Remastered doesn’t mean it’s better, it’s just different. Whether a newly remastered version of your fave recording is actually better than the vinyl or the first mastering of a CD is open to question. I recommend waiting and see what the online community has to say about what a newly mastered something-or-other really sounds like.

You’re almost better off checking who did the remastering than anything else. If Steve Hoffman, Kevin Gray, Barry Diament, Vic Anesini or Bill Inglot’s name is on the label, it’s a pretty sure thing that it was done well.

RVG-webI found the newest releases on Blue Note records (the RVG series) often sound pretty awful compared to the original CDs released back in the 1980s (mastered then by the aptly named Ron McMaster). RVGs just don’t sound like the Blue Note that everyone has known for decades. I recommend searching out the Ron McMaster CDs if you’re unsure which one to buy, or do some research on vinyl versions worth having. It’s not that the McMaster versions are heaven’s own, but they’re often better than what came later. Hard core listeners pay big bucks for original issue Blue Note vinyl because they feel those are the best sounding versions. They might just be right, but I’ve never owned any first-ish BN to compare to.

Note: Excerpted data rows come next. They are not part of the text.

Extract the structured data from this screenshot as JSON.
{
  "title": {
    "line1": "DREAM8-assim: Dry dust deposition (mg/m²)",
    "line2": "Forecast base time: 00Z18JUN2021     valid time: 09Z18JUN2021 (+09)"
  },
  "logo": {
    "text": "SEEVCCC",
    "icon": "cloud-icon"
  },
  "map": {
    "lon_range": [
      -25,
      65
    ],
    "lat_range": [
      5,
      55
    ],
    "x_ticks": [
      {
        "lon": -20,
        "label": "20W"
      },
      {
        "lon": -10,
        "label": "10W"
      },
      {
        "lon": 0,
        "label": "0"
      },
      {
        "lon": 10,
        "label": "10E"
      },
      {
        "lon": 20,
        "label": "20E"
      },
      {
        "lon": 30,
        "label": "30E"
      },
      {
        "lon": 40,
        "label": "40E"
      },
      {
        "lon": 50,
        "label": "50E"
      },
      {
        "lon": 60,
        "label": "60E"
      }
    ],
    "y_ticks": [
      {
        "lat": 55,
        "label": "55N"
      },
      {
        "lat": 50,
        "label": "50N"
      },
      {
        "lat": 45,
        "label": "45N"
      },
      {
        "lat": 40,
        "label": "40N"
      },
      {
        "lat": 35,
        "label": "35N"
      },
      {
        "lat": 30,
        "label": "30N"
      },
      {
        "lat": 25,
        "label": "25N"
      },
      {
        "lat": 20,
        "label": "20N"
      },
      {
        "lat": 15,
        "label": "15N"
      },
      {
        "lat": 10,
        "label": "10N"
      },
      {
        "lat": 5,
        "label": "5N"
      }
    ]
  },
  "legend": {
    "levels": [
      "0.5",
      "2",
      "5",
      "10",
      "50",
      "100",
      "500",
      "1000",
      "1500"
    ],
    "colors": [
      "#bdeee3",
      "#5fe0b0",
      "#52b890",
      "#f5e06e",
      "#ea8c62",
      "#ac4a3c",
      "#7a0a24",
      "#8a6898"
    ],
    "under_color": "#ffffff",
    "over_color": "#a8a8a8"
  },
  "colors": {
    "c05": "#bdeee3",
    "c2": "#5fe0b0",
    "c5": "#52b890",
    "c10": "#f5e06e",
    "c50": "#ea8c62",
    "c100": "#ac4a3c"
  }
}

Or go online about the Led Zeppelin CD remasters from 2007-ish, compared to the original CDs issued in the mid 1990s. Plenty of grumblings about how the remasters don’t sound as good as the original ish CDs. Some recommend finding the vinyl instead. For example, the best sounding version of Led Zep III might be the out-of-print Classic Records 2000 vinyl re-ish that’ll cost you upwards of $100 plus!

But there are several other vinyl versions of this LP, like the Pecko Duck (!) that can be had cheaply if you search enough. You’ll have to look in the dead wax (or runout groove) area of the LP to discover the matrix numbers. Hope your eyes are good…

Search Steve Hoffman for a great site for getting into the “best sounding version of ….” It can be daunting sometimes, but if you’re willing, it’s worth it. Don’t even get started on which version of any Beatles vinyl sounds the best…it’s a hole you’ll never come out of, not to mention a hole in your pocketbook!